I'm working through some scipy lectures (http://scipy-lectures.github.io/intro/language/standard_library.html#pickle-easy-persistence) and I came across this statement about Pickle:
Useful to store arbitrary objects to a file. Not safe or fast!
What do they mean by this? Not safe (according to Pickle docs) as in don't UnPickle files from an unknown origin or not safe as in you don't always retrieve the original object?
What's the alternative for something safer and faster? I know about cPickle being faster, but I don't think it solves the above definition of safer.
Thanks.
Using pickle in production code is vulnerable by design. Arbitrary code can be executed while unpickling. You can safely unpickle only data from trusted sources. Never unpickle data received from an untrusted or unauthenticated source.

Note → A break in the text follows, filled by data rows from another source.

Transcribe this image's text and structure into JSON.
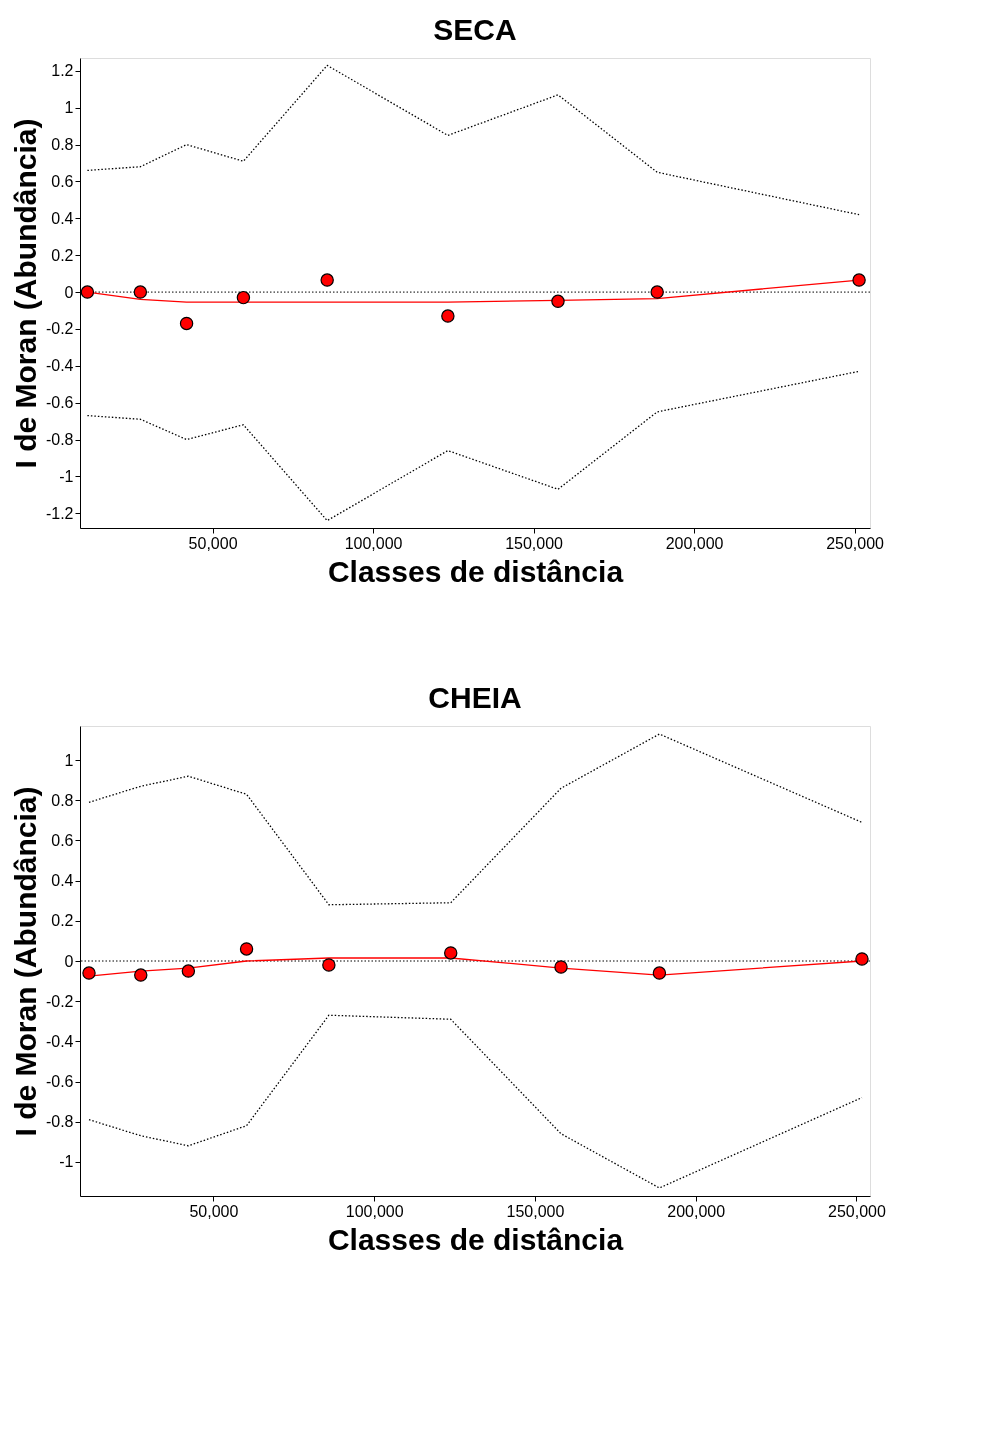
{
  "chart_data": [
    {
      "type": "scatter",
      "title": "SECA",
      "xlabel": "Classes de distância",
      "ylabel": "I de Moran (Abundância)",
      "xlim": [
        8700,
        254800
      ],
      "xticks": [
        {
          "value": 50000,
          "label": "50,000"
        },
        {
          "value": 100000,
          "label": "100,000"
        },
        {
          "value": 150000,
          "label": "150,000"
        },
        {
          "value": 200000,
          "label": "200,000"
        },
        {
          "value": 250000,
          "label": "250,000"
        }
      ],
      "ylim": [
        -1.28,
        1.27
      ],
      "yticks": [
        -1.2,
        -1,
        -0.8,
        -0.6,
        -0.4,
        -0.2,
        0,
        0.2,
        0.4,
        0.6,
        0.8,
        1,
        1.2
      ],
      "grid": false,
      "x": [
        11000,
        27500,
        41900,
        59600,
        85700,
        123300,
        157600,
        188500,
        251400
      ],
      "series": [
        {
          "type": "line",
          "color": "#000000",
          "line_style": "dotted",
          "values": [
            0.66,
            0.68,
            0.8,
            0.71,
            1.23,
            0.85,
            1.07,
            0.65,
            0.42
          ]
        },
        {
          "type": "line",
          "color": "#000000",
          "line_style": "dotted",
          "values": [
            -0.67,
            -0.69,
            -0.8,
            -0.72,
            -1.24,
            -0.86,
            -1.07,
            -0.65,
            -0.43
          ]
        },
        {
          "type": "line",
          "color": "#ff0000",
          "line_style": "solid",
          "values": [
            0,
            -0.04,
            -0.055,
            -0.055,
            -0.055,
            -0.055,
            -0.045,
            -0.035,
            0.065
          ]
        },
        {
          "color": "#ff0000",
          "marker": "circle",
          "values": [
            0,
            0,
            -0.17,
            -0.03,
            0.065,
            -0.13,
            -0.05,
            0,
            0.065
          ]
        }
      ],
      "ref_lines": [
        {
          "axis": "y",
          "value": 0,
          "color": "#000000",
          "line_style": "dotted"
        }
      ]
    },
    {
      "type": "scatter",
      "title": "CHEIA",
      "xlabel": "Classes de distância",
      "ylabel": "I de Moran (Abundância)",
      "xlim": [
        8500,
        254200
      ],
      "xticks": [
        {
          "value": 50000,
          "label": "50,000"
        },
        {
          "value": 100000,
          "label": "100,000"
        },
        {
          "value": 150000,
          "label": "150,000"
        },
        {
          "value": 200000,
          "label": "200,000"
        },
        {
          "value": 250000,
          "label": "250,000"
        }
      ],
      "ylim": [
        -1.17,
        1.17
      ],
      "yticks": [
        -1,
        -0.8,
        -0.6,
        -0.4,
        -0.2,
        0,
        0.2,
        0.4,
        0.6,
        0.8,
        1
      ],
      "grid": false,
      "x": [
        11300,
        27400,
        42200,
        60300,
        85900,
        123800,
        158100,
        188700,
        251700
      ],
      "series": [
        {
          "type": "line",
          "color": "#000000",
          "line_style": "dotted",
          "values": [
            0.79,
            0.87,
            0.92,
            0.83,
            0.28,
            0.29,
            0.86,
            1.13,
            0.69
          ]
        },
        {
          "type": "line",
          "color": "#000000",
          "line_style": "dotted",
          "values": [
            -0.79,
            -0.87,
            -0.92,
            -0.82,
            -0.27,
            -0.29,
            -0.86,
            -1.13,
            -0.68
          ]
        },
        {
          "type": "line",
          "color": "#ff0000",
          "line_style": "solid",
          "values": [
            -0.075,
            -0.05,
            -0.035,
            0,
            0.015,
            0.015,
            -0.035,
            -0.07,
            0
          ]
        },
        {
          "color": "#ff0000",
          "marker": "circle",
          "values": [
            -0.06,
            -0.07,
            -0.05,
            0.06,
            -0.02,
            0.04,
            -0.03,
            -0.06,
            0.01
          ]
        }
      ],
      "ref_lines": [
        {
          "axis": "y",
          "value": 0,
          "color": "#000000",
          "line_style": "dotted"
        }
      ]
    }
  ]
}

See here for real applications samples.
As for faster alternative, there is marshal
, python internal serealization library. But unlike pickle (or cPickle, which is just a C implementation), it is less stable (see docs) and its output being architecture and os independend, depends on python version. That is object marshal'ed on Windows platform with python 2.7.5 is guaranteed to be un-marshalable on OS X or Ubuntu with python 2.7.5 installed, but not guaranteed to be un-marshalable with python 2.6 on Windows.
Another faster, safer by design, but less functional serialization alternative is JSON
.
The original module Pickle is almost never used.
If you need to do it fast, use cPickle.
If you need a safe one, try sPickle.